The Australian Central Bank (RBA) estimates that the Australian economy will continue to roar next year, indicating an average annual growth rate of 3.5%, above the 3.25% average growth rate just three months ago.

Significantly, this will leave GDP growth well above the 2.75% rate that many see as a trend, the level of growth in which unemployment and inflationary pressures are stable.

With the expected rolllick growth together, it helps explain why the RBA also sees unemployment falling below 5% by 2020, and inflation returning to its annual 2-3% target.

In combination, it sounds like the bank is becoming more than half glass full on prospects for Australia's economy, potentially paving the way for an early rise in interest rates than many expect today.

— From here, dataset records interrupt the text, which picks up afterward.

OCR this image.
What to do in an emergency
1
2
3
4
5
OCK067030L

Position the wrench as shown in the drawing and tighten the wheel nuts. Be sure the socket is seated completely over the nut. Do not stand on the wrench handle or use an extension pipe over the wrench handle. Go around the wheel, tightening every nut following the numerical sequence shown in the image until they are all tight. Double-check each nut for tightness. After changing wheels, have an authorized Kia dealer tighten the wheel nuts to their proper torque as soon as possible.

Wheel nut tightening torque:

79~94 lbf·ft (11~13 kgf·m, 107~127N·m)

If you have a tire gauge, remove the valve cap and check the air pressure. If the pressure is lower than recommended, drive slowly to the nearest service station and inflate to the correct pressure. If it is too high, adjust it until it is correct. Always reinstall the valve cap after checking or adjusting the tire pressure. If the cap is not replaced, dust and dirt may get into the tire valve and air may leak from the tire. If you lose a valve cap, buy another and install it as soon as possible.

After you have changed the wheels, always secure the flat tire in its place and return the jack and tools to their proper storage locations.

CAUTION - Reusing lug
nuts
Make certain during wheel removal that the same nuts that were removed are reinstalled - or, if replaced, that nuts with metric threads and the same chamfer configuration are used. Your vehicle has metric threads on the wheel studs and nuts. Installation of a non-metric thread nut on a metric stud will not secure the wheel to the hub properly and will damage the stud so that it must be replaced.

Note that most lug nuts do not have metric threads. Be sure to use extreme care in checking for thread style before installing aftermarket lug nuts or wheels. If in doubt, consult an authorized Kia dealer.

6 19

However, the reaction of the financial markets to the November statement of the RBA policy indicate that they are not completely convinced.

The Australian dollar and the 2-year Australian government bond yields – two types of assets sensitive to changes in interest rate expectations – barely gained a response.

Here is a chart of AUD 5 / AUD.

And a 5-minute graph of yields on 2-year government bonds.

While there are some major events in the market, including mid-US elections later today, lack of motion suggests there is a certain degree of skepticism about the predicted changes marked by the RBA.

They do not buy it, literally.

And as we've seen in the following chirp, it's not just markets that make the RBA think exactly what the RBA thinks.

Like Bill Evans of Westpac, other economists have questioned whether RBA's expected growth path is realistic.

"The upward adjustment to the RBA's growth and inflation forecasts suggests that the bank is approaching a tightening policy, but we still think that the slowdown in the housing market will lead to slower growth for a long time and maintain our prediction that the first interest rate hike will occur only by the end of 2020, Dales of Capital Economics.

Shane Oliver of AMP Capital suggested that the RBA did not correctly assess the mood for the economy in the coming years.

"The RBA appreciates the threat posed by slowing growth in China, tightening credit conditions and the negative impact on wealth as house prices continue to fall, especially in Sydney and Melbourne where we expect a top-down fall of 20% by 2020," he said.

"As a result, and in contrast to the RBA, we see slower growth to 2.5% -3% by 2019 than the RBA's expectations for a 3.5% growth which will lead to an increase in unemployment and maintain lower wage growth and inflation for longer than The RBA ".

Now Watch: Money Markets videos

Business insider emails and alerts

The website highlights every day to your inbox.